Cummings, who has been marching with protesters in Baltimore since Monday, called for an "inclusion revolution," addressing issues such as joblessness and investing in children and cities in order to prevent future incidents nationwide. He also advocated for a careful examination of Baltimore's police department.

"We need to have an up-and-down look at it and be honest and address it in an effective way," Cummings said.

Cummings added that he thought the city had done "pretty good" in the response to Gray's death, with the exception of rioting Monday.

"It was a very unfortunate incident with Freddie Gray, a young man who died a very tragic death, but as far as Baltimore's concerned, I thought initially we had a lot of problems on Monday but I think overall it's been a lot of peaceful protest, and that's a good thing," Cummings said.

The two Democrats running for Senate in Maryland also appeared on the Sunday shows.

Rep. Donna F. Edwards, a Prince George's County Democrat, said that law enforcement becomes the only face of government that some communities see. She argued that those residents should instead see more spending in schools and economic development.

"There is an over-policing that's going on not just in Baltimore but also across this country," Edwards said on Fox News Sunday. "That's not the fault of police, that's the fault of policymakers that are making decisions."

Rep. Chris Van Hollen of Montgomery County, talked about the need to direct additional federal funding to communities in places like Baltimore. Van Hollen is the top Democrat on the House Budget Committee.

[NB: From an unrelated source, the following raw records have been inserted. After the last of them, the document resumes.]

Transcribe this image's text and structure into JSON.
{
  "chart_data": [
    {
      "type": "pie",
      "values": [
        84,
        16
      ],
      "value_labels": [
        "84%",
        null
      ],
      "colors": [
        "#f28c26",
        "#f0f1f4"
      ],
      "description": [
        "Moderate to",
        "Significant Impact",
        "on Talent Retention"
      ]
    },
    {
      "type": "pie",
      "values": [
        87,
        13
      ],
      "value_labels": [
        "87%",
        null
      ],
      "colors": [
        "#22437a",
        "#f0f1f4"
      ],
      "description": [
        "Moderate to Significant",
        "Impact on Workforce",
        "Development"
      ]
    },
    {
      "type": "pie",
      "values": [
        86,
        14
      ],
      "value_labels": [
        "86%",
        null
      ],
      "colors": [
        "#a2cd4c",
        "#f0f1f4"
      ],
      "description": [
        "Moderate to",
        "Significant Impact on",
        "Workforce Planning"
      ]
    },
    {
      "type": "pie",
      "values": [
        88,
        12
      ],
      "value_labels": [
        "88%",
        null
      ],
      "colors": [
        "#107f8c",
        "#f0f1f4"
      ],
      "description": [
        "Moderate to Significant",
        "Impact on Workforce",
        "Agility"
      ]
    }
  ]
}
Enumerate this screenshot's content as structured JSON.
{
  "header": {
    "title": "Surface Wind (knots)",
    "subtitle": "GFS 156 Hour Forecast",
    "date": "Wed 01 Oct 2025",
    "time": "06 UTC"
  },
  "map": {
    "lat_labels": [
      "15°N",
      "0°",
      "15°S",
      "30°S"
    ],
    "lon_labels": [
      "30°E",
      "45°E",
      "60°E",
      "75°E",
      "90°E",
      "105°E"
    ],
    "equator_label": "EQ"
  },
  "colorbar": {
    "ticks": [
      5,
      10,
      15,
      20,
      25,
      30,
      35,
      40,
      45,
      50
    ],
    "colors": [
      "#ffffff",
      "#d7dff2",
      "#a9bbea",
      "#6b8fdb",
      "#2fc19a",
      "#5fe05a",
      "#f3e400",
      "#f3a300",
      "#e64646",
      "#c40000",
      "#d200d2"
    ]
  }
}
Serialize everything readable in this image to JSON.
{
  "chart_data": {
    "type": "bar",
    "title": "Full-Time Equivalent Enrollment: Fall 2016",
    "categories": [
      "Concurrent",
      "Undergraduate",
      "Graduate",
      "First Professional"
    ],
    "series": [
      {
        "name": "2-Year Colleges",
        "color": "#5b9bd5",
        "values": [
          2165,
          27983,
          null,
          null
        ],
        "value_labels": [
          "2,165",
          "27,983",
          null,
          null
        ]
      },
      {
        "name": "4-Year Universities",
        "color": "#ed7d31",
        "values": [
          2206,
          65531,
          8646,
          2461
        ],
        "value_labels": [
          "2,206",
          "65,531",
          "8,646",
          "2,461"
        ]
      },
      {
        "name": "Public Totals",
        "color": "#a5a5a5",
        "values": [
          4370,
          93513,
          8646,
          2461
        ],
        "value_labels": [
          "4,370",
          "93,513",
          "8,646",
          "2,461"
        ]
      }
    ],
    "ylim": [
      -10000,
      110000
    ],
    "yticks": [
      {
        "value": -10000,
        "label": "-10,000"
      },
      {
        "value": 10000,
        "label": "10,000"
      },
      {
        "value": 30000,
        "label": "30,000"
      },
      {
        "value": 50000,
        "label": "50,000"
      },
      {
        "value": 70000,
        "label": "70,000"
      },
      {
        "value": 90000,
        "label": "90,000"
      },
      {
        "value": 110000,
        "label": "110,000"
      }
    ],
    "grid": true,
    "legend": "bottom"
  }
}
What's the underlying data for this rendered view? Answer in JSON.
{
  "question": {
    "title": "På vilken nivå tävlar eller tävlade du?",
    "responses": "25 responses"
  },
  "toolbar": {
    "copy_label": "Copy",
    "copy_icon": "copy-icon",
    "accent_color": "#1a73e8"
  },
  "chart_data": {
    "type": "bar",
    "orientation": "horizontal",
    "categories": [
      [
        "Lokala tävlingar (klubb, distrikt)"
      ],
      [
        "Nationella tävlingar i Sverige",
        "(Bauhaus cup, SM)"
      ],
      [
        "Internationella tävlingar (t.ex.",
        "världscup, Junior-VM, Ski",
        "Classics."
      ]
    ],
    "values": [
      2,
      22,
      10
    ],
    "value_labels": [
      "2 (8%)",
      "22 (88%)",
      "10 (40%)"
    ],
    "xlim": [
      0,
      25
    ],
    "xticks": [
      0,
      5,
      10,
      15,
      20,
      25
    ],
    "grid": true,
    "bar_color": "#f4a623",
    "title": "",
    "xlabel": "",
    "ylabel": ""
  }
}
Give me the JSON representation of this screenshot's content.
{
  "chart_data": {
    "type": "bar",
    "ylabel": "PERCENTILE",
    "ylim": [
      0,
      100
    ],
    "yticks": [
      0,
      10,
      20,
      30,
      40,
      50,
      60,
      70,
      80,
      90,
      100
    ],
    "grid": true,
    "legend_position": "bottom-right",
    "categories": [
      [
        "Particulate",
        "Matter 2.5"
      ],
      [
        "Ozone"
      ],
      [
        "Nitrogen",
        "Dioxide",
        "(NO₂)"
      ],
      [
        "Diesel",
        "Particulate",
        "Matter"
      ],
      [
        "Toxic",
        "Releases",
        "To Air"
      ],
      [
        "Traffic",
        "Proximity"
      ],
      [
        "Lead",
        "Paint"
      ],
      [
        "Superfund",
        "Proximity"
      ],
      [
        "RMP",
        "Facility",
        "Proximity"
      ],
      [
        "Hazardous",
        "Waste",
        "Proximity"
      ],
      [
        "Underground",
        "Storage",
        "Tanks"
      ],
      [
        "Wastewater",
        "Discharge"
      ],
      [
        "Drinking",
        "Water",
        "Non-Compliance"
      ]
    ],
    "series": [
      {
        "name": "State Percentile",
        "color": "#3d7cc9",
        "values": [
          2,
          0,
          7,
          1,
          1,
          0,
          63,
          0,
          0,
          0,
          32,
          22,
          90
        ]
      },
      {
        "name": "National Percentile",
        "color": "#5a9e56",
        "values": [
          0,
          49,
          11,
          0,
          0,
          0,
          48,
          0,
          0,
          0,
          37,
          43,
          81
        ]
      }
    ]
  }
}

"There are a whole constellation of problems here, but there are some systematic underlying problems that should be addressed by government, both at the local level, the state level and the federal level," Van Hollen said on CNN's "State of the Union."

"The debate that is going on right now in Washington, while it's often abstract in terms of numbers and documents, the real-world impact it can have will make a difference in people's lives," he said.